Trying a different tensorflow version and different OS did not workaround the problem. I now try a different python version: 3.8.10. Tensorflow 1.x is not supported on that version but Tensorflow 2 is. On both MacOS and Ubuntu 20.04. Ray 1.3.0. Both runs without errors.

I ran one more experiment and summarize all experiments:

Mac OS 10.15.7 Ubuntu 20.04 LTS Python 3.7.8 Python 3.8.10 Ray 1.2.0 Ray 1.3.0 Tensorflow 1.15.4 Tensorflow 2.5.0 Errors
x x x x N
x x x x N
x x x x Y
x x x x Y
x x x x Y
x x x x N
x x x x N
x x x x N

It seems that the errors appear with Python 3.7.8 and Ray 1.3.0 combo.
On GCP, I am using Python 3.7.8 with both a Debian 9 and Debian 10 images. I haven’t yet tried Ray 1.3.0. I want to move from Ray 1.2 to 1.3. I worry it will break my VM install. The Debian 10 image is quite new. May effect many people.

FYI @rliaw

So, based on the table, python 3.7 has some issues?

Would you like to actually do some sort of pair debugging for this? I think it is a little difficult to debug through the chat. also cc @rliaw please follow up if you saw anything similar before.

Before we go to pair debugging, let me ask a stupid question. Are you able to duplicate my errors? If not, what is your environment setup? Perhaps I’ll duplicate that in my environment, as a workaround for now.

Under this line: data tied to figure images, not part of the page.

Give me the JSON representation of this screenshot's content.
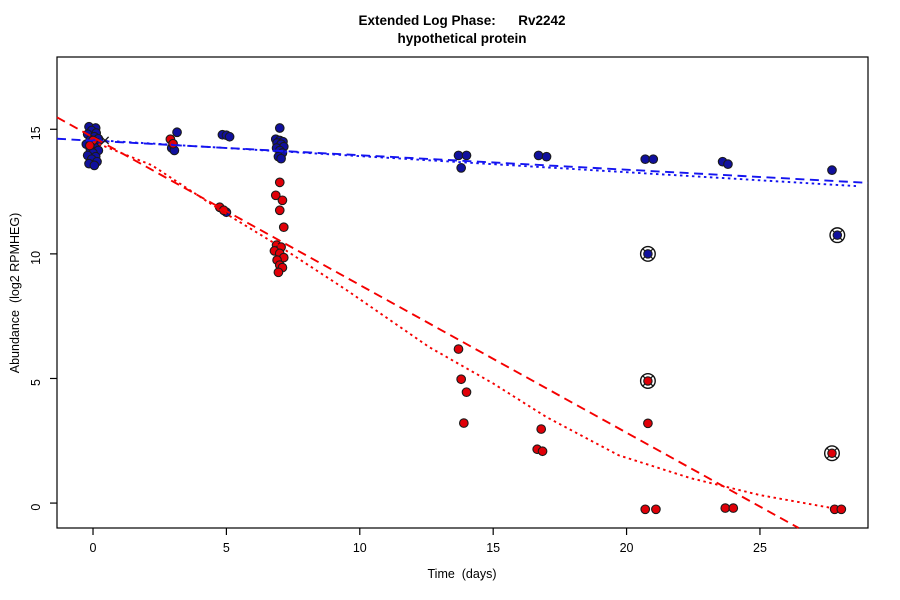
{
  "chart_data": {
    "type": "scatter",
    "title_line1": "Extended Log Phase:      Rv2242",
    "title_line2": "hypothetical protein",
    "xlabel": "Time  (days)",
    "ylabel": "Abundance  (log2 RPMHEG)",
    "xlim": [
      -1.35,
      29.05
    ],
    "ylim": [
      -1.0,
      17.9
    ],
    "xticks": [
      0,
      5,
      10,
      15,
      20,
      25
    ],
    "yticks": [
      0,
      5,
      10,
      15
    ],
    "grid": false,
    "legend": "none",
    "colors": {
      "blue_point": "#10109e",
      "red_point": "#e00008",
      "blue_line": "#1414f0",
      "red_line": "#f50000",
      "marker_edge": "#1a1a1a",
      "flag_ring": "#111111",
      "axis": "#000000"
    },
    "series": [
      {
        "name": "blue-points",
        "marker": "filled-circle",
        "color_key": "blue_point",
        "points": [
          [
            -0.15,
            15.1
          ],
          [
            0.1,
            15.05
          ],
          [
            -0.05,
            14.95
          ],
          [
            0.12,
            14.85
          ],
          [
            -0.2,
            14.8
          ],
          [
            0.05,
            14.7
          ],
          [
            0.2,
            14.62
          ],
          [
            -0.1,
            14.58
          ],
          [
            0,
            14.5
          ],
          [
            0.15,
            14.45
          ],
          [
            -0.25,
            14.4
          ],
          [
            0.05,
            14.3
          ],
          [
            -0.1,
            14.2
          ],
          [
            0.2,
            14.15
          ],
          [
            0,
            14.05
          ],
          [
            -0.2,
            13.95
          ],
          [
            0.1,
            13.9
          ],
          [
            -0.05,
            13.8
          ],
          [
            0.15,
            13.7
          ],
          [
            -0.15,
            13.62
          ],
          [
            0.05,
            13.55
          ],
          [
            3.15,
            14.88
          ],
          [
            2.95,
            14.25
          ],
          [
            3.05,
            14.15
          ],
          [
            4.85,
            14.78
          ],
          [
            5.0,
            14.76
          ],
          [
            5.12,
            14.7
          ],
          [
            5.0,
            11.67
          ],
          [
            7.0,
            15.05
          ],
          [
            6.85,
            14.6
          ],
          [
            7.0,
            14.55
          ],
          [
            7.12,
            14.5
          ],
          [
            6.9,
            14.45
          ],
          [
            7.05,
            14.4
          ],
          [
            7.15,
            14.3
          ],
          [
            6.88,
            14.25
          ],
          [
            7.0,
            14.15
          ],
          [
            7.1,
            14.05
          ],
          [
            6.95,
            13.9
          ],
          [
            7.05,
            13.82
          ],
          [
            13.7,
            13.95
          ],
          [
            14.0,
            13.95
          ],
          [
            13.8,
            13.45
          ],
          [
            16.7,
            13.95
          ],
          [
            17.0,
            13.9
          ],
          [
            20.7,
            13.8
          ],
          [
            21.0,
            13.8
          ],
          [
            23.6,
            13.7
          ],
          [
            23.8,
            13.6
          ],
          [
            27.7,
            13.36
          ]
        ]
      },
      {
        "name": "red-points",
        "marker": "filled-circle",
        "color_key": "red_point",
        "points": [
          [
            0.0,
            14.55
          ],
          [
            -0.12,
            14.35
          ],
          [
            2.9,
            14.6
          ],
          [
            3.0,
            14.42
          ],
          [
            4.75,
            11.87
          ],
          [
            4.9,
            11.75
          ],
          [
            7.0,
            12.87
          ],
          [
            6.85,
            12.35
          ],
          [
            7.1,
            12.15
          ],
          [
            7.0,
            11.75
          ],
          [
            7.15,
            11.07
          ],
          [
            6.88,
            10.35
          ],
          [
            7.05,
            10.27
          ],
          [
            6.8,
            10.12
          ],
          [
            7.0,
            10.02
          ],
          [
            7.15,
            9.85
          ],
          [
            6.9,
            9.75
          ],
          [
            7.0,
            9.55
          ],
          [
            7.1,
            9.45
          ],
          [
            6.95,
            9.26
          ],
          [
            13.7,
            6.18
          ],
          [
            13.8,
            4.97
          ],
          [
            14.0,
            4.45
          ],
          [
            13.9,
            3.21
          ],
          [
            16.8,
            2.97
          ],
          [
            16.65,
            2.16
          ],
          [
            16.85,
            2.08
          ],
          [
            20.8,
            3.2
          ],
          [
            20.7,
            -0.25
          ],
          [
            21.1,
            -0.25
          ],
          [
            23.7,
            -0.2
          ],
          [
            24.0,
            -0.2
          ],
          [
            27.8,
            -0.25
          ],
          [
            28.05,
            -0.25
          ]
        ]
      },
      {
        "name": "flagged-blue-points",
        "marker": "circle-x",
        "color_key": "blue_point",
        "points": [
          [
            20.8,
            10.0
          ],
          [
            27.9,
            10.75
          ]
        ]
      },
      {
        "name": "flagged-red-points",
        "marker": "circle-x",
        "color_key": "red_point",
        "points": [
          [
            20.8,
            4.9
          ],
          [
            27.7,
            2.0
          ]
        ]
      },
      {
        "name": "cross-marker-points",
        "marker": "x",
        "color_key": "marker_edge",
        "points": [
          [
            0.45,
            14.55
          ]
        ]
      }
    ],
    "lines": [
      {
        "name": "blue-dashed-fit",
        "color_key": "blue_line",
        "style": "dashed",
        "points": [
          [
            -1.35,
            14.62
          ],
          [
            29.05,
            12.85
          ]
        ]
      },
      {
        "name": "blue-dotted-fit",
        "color_key": "blue_line",
        "style": "dotted",
        "points": [
          [
            0.0,
            14.57
          ],
          [
            28.6,
            12.72
          ]
        ]
      },
      {
        "name": "red-dashed-fit",
        "color_key": "red_line",
        "style": "dashed",
        "points": [
          [
            -1.35,
            15.48
          ],
          [
            26.45,
            -1.0
          ]
        ]
      },
      {
        "name": "red-dotted-fit",
        "color_key": "red_line",
        "style": "dotted",
        "points": [
          [
            0.0,
            14.5
          ],
          [
            2.2,
            13.56
          ],
          [
            5.0,
            11.6
          ],
          [
            7.0,
            10.3
          ],
          [
            9.5,
            8.55
          ],
          [
            12.6,
            6.26
          ],
          [
            15.0,
            4.8
          ],
          [
            17.0,
            3.45
          ],
          [
            19.7,
            1.92
          ],
          [
            22.4,
            1.0
          ],
          [
            25.0,
            0.32
          ],
          [
            27.7,
            -0.2
          ]
        ]
      }
    ]
  }
}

Not much to add here, but just wanted to note that I’ve been getting this error ever since we migrated to 1.3.0. It’s pretty harmless in our case – showing up only after the Tune experiment ends – and doesn’t seem to affect anything. Will add more details if things change.

Env: Python3.7.5, Ray 1.3.0 – for an application that uses Tune with Pytorch and Tensorflow.

@Vishnu That’s good to know! Thank you for sharing.

cc @sven1977 Please comment if you know any similar issue from rllib!

I am running in my local Mac OS Catalina 10.15.7 with “conda” environment, and code you posted seems to work.

@Vishnu Where is your python environment running in? Are you using conda or pyenv or something else?